Come Welles. E probabilmente più di Welles.

Se Welles, in Quarto potere, con un movimento selettivo della macchina da presa, rivelava la vera essenza di Charles Foster Kane, sfuggita ai cinque flashback sulla sua vita pubblica e privata, all’attenta indagine di Thompson e alla considerazione finale dello spettatore, e lo faceva scavando tra oggetti, memorie e cianfrusaglie di un’intera esistenza per raggiungere infine la scritta su una slitta in fiamme, Scorsese nell’ultima inquadratura di Silence compie addirittura un deciso passo in più. Verso l’assoluto. Siamo nel territorio della titanomachia, tutto è lecito, niente è esagerato.

Welles dichiarava la potenza demiurgica del suo sguardo, unico capace di fornire la soluzione sfuggita a tutti. Scorsese divinizza addirittura le sue potenzialità narrative, in un film che sull’insondabilità inconsolabile di Dio fonda la sua complessa ricerca di senso. E su un film che giunge dopo anni di ricerca e pianificazione, di correzioni e riscritture, di riflessioni e ripensamenti, di summa morale e teofanica del proprio cinema e delle proprie peculiarità narrative.

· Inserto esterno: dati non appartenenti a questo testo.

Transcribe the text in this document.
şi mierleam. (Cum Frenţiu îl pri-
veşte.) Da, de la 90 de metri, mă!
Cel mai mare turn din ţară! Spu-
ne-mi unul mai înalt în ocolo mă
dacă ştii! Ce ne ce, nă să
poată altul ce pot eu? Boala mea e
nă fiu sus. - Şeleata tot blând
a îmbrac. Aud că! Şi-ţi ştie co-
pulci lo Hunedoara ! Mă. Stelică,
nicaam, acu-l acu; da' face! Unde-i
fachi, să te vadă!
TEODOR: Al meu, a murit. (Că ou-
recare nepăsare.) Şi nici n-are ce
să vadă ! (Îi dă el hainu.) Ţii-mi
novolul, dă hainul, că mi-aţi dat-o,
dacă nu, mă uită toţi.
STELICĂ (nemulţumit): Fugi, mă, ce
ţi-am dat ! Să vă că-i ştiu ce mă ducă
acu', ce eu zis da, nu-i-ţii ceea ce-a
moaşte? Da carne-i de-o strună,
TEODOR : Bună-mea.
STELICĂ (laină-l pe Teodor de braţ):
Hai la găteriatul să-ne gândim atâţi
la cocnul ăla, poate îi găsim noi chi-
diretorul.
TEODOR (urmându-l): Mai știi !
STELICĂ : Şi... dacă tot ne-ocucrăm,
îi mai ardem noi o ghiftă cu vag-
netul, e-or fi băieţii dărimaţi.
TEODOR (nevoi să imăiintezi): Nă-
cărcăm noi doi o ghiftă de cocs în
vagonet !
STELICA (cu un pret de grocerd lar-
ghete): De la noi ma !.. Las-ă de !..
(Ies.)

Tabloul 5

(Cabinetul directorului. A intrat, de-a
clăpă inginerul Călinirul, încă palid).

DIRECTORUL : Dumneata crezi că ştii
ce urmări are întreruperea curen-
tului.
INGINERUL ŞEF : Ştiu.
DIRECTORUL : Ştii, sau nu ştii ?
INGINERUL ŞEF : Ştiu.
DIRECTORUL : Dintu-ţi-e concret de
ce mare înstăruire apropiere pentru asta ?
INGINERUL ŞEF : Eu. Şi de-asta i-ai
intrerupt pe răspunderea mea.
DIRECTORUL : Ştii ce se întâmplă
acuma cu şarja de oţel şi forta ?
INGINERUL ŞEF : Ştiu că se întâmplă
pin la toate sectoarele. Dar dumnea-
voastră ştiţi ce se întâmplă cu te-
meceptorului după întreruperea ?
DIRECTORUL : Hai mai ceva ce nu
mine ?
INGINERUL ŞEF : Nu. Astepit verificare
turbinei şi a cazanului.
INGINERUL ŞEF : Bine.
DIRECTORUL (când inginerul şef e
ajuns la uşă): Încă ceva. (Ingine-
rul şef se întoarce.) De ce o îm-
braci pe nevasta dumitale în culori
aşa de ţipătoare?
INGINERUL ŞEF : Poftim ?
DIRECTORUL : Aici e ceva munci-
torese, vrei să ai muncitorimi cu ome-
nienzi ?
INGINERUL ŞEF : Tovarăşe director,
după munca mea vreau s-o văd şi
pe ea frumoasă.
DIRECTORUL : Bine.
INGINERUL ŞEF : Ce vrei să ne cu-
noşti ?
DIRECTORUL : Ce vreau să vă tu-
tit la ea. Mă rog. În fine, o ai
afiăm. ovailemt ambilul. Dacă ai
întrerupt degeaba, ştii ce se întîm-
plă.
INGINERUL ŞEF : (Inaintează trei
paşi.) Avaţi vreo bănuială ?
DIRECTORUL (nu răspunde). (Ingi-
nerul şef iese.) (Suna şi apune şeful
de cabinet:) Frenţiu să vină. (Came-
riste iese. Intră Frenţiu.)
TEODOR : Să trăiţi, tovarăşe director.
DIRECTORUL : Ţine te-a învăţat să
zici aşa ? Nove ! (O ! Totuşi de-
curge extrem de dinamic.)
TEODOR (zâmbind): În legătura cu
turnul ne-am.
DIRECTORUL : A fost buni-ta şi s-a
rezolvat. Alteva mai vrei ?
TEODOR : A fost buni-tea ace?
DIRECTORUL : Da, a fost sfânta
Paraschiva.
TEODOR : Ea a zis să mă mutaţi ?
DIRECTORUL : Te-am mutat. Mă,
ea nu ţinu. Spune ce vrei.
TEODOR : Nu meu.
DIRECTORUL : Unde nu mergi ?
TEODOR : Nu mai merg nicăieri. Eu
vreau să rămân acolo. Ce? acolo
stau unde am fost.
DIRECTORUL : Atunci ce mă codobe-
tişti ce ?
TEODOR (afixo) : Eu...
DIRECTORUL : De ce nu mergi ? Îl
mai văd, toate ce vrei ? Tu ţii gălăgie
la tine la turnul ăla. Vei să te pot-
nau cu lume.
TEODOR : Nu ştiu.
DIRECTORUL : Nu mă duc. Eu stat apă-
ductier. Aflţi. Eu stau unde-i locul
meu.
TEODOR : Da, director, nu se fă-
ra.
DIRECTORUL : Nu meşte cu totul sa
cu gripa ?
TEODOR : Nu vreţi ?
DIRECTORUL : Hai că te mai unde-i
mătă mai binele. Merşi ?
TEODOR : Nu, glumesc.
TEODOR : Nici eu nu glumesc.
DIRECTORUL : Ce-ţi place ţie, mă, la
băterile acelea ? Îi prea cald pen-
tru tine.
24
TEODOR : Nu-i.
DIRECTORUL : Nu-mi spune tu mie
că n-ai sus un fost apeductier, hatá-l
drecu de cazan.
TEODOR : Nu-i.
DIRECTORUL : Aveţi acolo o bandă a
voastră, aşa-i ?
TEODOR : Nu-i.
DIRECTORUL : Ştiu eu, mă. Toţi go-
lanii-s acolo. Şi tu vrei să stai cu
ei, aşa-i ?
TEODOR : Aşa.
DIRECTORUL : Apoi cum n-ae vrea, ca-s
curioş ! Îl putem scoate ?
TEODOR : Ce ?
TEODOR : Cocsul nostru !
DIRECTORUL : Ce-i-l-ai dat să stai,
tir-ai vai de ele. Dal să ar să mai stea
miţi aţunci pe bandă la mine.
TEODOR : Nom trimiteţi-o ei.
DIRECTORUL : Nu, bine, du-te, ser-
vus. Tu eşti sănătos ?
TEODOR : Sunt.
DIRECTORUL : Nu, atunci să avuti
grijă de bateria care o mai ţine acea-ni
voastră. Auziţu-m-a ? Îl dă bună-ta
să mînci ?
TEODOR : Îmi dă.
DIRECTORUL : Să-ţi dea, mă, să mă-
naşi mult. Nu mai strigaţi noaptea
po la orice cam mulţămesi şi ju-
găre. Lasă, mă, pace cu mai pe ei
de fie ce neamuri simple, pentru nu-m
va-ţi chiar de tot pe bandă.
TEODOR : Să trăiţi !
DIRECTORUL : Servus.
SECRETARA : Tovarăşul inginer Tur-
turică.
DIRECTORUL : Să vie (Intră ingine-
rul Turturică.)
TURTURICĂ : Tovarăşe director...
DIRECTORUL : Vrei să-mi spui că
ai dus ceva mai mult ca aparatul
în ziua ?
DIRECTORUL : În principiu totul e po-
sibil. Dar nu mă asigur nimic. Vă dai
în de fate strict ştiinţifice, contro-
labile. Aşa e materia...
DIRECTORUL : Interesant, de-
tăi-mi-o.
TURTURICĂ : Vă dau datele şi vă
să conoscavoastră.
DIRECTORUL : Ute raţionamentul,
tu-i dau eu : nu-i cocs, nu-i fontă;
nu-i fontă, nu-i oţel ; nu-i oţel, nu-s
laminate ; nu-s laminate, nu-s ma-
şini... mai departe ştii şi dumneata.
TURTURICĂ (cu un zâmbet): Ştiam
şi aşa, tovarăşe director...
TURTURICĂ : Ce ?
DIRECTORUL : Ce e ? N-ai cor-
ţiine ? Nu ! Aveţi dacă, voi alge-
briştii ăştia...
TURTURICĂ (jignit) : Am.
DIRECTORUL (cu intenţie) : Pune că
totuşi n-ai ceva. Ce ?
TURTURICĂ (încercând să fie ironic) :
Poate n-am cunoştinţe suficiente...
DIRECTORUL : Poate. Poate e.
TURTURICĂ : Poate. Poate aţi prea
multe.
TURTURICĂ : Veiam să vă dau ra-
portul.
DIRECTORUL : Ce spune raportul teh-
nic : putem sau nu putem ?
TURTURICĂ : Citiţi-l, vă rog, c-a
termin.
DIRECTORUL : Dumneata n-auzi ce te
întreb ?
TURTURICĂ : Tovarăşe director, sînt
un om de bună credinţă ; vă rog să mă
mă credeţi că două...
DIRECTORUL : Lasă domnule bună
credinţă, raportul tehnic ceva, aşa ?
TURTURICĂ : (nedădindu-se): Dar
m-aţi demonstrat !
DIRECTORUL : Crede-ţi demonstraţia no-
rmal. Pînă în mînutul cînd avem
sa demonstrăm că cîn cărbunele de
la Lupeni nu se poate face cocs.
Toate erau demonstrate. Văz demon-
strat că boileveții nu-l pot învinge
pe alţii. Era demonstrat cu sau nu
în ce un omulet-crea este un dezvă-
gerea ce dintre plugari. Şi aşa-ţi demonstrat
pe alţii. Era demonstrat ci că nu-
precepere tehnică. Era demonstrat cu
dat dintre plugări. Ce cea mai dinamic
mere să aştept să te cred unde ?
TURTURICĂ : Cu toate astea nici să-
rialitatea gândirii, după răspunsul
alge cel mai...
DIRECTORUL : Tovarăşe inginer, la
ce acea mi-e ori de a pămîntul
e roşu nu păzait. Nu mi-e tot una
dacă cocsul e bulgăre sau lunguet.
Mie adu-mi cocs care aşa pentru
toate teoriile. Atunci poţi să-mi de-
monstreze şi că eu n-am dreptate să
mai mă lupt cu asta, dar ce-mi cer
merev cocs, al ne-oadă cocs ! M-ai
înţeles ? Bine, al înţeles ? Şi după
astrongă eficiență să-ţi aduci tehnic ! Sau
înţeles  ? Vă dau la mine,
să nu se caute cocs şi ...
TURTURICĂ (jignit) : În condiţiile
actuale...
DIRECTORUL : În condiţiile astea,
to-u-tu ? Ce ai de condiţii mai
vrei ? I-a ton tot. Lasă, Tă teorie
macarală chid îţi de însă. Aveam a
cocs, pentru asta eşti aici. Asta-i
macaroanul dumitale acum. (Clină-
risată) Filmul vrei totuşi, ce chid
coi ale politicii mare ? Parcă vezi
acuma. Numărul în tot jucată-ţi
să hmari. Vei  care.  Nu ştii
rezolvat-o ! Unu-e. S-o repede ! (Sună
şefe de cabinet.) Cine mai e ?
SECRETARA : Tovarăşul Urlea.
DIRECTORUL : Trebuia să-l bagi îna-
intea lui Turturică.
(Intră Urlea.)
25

Anche la macchina da presa di Scorsese s’inocula tra le fiamme, penetra laddove non dovrebbe avere accesso, mostra l’altrimenti invisibile, supera il confine del possibile per fornire uno sguardo assoluto, che in qualche modo dovrebbe essere metadiscorsivo, perché punta, in linea di principio, a riflettere anche sul suo statuto. Si rende, in una parola, onnipotente, superando qualunque barriera di eventualità. L’andare oltre di Scorsese rispetto a Welles sta proprio nell’ambito metadiscorsivo, da cui il condizionale che ne accompagnava il termine, qualche riga fa: la macchina da presa entra nella bara a botte in cui sta per essere cremato l’anziano padre Rodrigues, si avvicina alla sua mano per rivelare cosa stringe in pugno il gesuita costretto all’abiura, mentre la voce narrante del cronista olandese Dieter Albrecht dichiara la sua impotenza a sapere, demandandola all’onniscienza di Dio.

Superato anche il postmoderno, non è più tempo di riflessioni. L’ipotesi di metadiscorsività si ripiega esclusivamente su un’affermazione di principio, quasi un’autocertificazione, che sfrutta il riferimento antifrastico della voce narrante («solo Dio lo sa») per sconfessarlo immediatamente.

Così come si scriveva di Eric Clapton ai tempi dei Cream sui muri della Tube londinese, occorre osservare diversamente questo ennesimo punto d’arrivo del regista: Scorsese is God.